In brief
- The Justice Department’s Fraud Section highlighted three major crypto-related prosecutions in its 2025 Year in Review, showcasing digital assets’ role in fraud schemes.
- Cases ranged from a $1 billion Medicare scam with crypto seizures to a $9.4 million investment fraud that promised 547% annual returns.
- AI-enabled fraud has surged 500%, with criminal operations now moving at unprecedented speed and scale, an expert told Decrypt.
The U.S. Department of Justice highlighted three high-profile fraud cases where cryptocurrency played a material role in its 2025 Year in Review, released Thursday, noting heightened enforcement as digital assets become embedded in traditional fraud schemes.
The cases emerged from a record-breaking year where prosecutors charged 265 defendants with an aggregate intended fraud loss exceeding $16 billion, more than double last year’s total, according to the DOJ’s Criminal Division Fraud Section report.
The Fraud Section operates through four specialized units: the Foreign Corrupt Practices Act Unit, the Market, Government, and Consumer Fraud Unit, the Health and Safety Unit, and the Health Care Fraud Unit, which oversees health care fraud cases that have included seizures of crypto.
The report highlights the growing role of crypto in large-scale fraud operations.
In one such case, Tyler Kontos, Joel “Max” Kupetz, and Jorge Kinds were charged over a $1 billion amniotic wound allograft fraud scheme that allegedly drove more than $600 million in improper Medicare payments.
Prosecutors say the defendants targeted elderly and terminally ill patients with medically unnecessary grafts, and authorities later seized over $7.2 million in assets, including bank accounts and crypto.
The Justice Department also noted last year’s National Health Care Fraud Takedown, the largest in Department history, where 324 individuals were charged in schemes involving over $14.6 billion in intended loss.
During that operation, authorities “seized over $245 million in cash, luxury vehicles, cryptocurrency, and other assets.”
Last November, Travis Ford, former CEO of Wolf Capital, was sentenced to 60 months in prison for a $9.4 million crypto investment fraud that targeted about 2,800 investors, after promising “1–2% daily returns” and diverting funds for personal gain, the DOJ said.
The enforcement actions come as Congress moves to address crypto fraud.

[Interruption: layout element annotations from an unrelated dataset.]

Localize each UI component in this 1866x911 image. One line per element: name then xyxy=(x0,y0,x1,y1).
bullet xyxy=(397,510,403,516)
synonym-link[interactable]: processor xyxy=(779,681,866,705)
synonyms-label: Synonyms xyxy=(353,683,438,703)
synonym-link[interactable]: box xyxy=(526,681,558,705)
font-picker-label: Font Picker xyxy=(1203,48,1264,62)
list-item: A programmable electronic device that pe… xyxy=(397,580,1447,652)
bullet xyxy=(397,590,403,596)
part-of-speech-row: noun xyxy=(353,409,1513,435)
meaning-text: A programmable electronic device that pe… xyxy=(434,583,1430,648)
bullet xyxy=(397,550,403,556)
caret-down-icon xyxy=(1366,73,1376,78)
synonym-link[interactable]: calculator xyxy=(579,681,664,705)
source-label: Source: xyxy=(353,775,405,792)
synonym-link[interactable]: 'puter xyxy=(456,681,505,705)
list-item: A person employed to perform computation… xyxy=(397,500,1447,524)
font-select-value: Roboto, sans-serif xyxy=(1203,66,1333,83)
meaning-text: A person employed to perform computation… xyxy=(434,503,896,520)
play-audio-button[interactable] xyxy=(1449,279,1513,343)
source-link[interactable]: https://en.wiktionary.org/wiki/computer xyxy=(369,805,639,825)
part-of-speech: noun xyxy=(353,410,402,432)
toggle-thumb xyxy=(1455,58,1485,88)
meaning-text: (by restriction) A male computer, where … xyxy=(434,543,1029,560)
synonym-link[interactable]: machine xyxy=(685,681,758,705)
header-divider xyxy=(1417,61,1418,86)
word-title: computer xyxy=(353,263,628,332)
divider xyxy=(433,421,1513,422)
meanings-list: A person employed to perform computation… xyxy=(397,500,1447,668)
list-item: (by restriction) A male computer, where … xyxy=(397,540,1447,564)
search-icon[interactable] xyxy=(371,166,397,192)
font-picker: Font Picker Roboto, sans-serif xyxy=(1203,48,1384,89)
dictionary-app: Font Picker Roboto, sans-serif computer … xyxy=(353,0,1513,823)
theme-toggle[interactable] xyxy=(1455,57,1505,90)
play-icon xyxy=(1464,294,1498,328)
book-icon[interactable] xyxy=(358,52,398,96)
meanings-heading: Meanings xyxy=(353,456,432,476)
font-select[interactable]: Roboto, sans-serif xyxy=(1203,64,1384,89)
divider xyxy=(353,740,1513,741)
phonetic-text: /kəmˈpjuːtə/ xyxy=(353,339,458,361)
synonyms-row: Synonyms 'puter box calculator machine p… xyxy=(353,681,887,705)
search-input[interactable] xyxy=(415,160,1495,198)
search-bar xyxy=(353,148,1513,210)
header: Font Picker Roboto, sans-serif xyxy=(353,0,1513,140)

Last month, Senators Elissa Slotkin (D-MI) and Jerry Moran (R-KS) introduced the bipartisan SAFE Crypto Act, which would establish a federal task force within 180 days aimed at reducing crypto scams through cross-sector coordination.
Manhattan District Attorney Alvin Bragg also urged state lawmakers this month to criminalize unlicensed crypto operations, warning that a $51 billion criminal economy is thriving in regulatory blind spots.
“The most important shift right now is speed. We’ve seen roughly a 500% increase in AI-enabled fraud, and that increase isn’t just about volume—it’s about how fast criminal operations can now move,” Ari Redbord, VP and Global Head of Policy at TRM Labs, told Decrypt.
Redbord warned that criminal groups are “no longer improvising” but instead “running highly optimized, industrial operations that can steal and launder funds in hours rather than weeks.”
That speed has driven what Redbord called the “industrialization of money laundering,” where professional laundering networks now operate as “shared infrastructure for scam networks, ransomware groups, drug trafficking organizations, North Korean cyber actors, and sanctions evaders.”
“Looking ahead, AI-enabled fraud will continue to drive enforcement priorities, from scams built around AI trading narratives to synthetic and tokenized investment schemes designed to manufacture trust,” he added.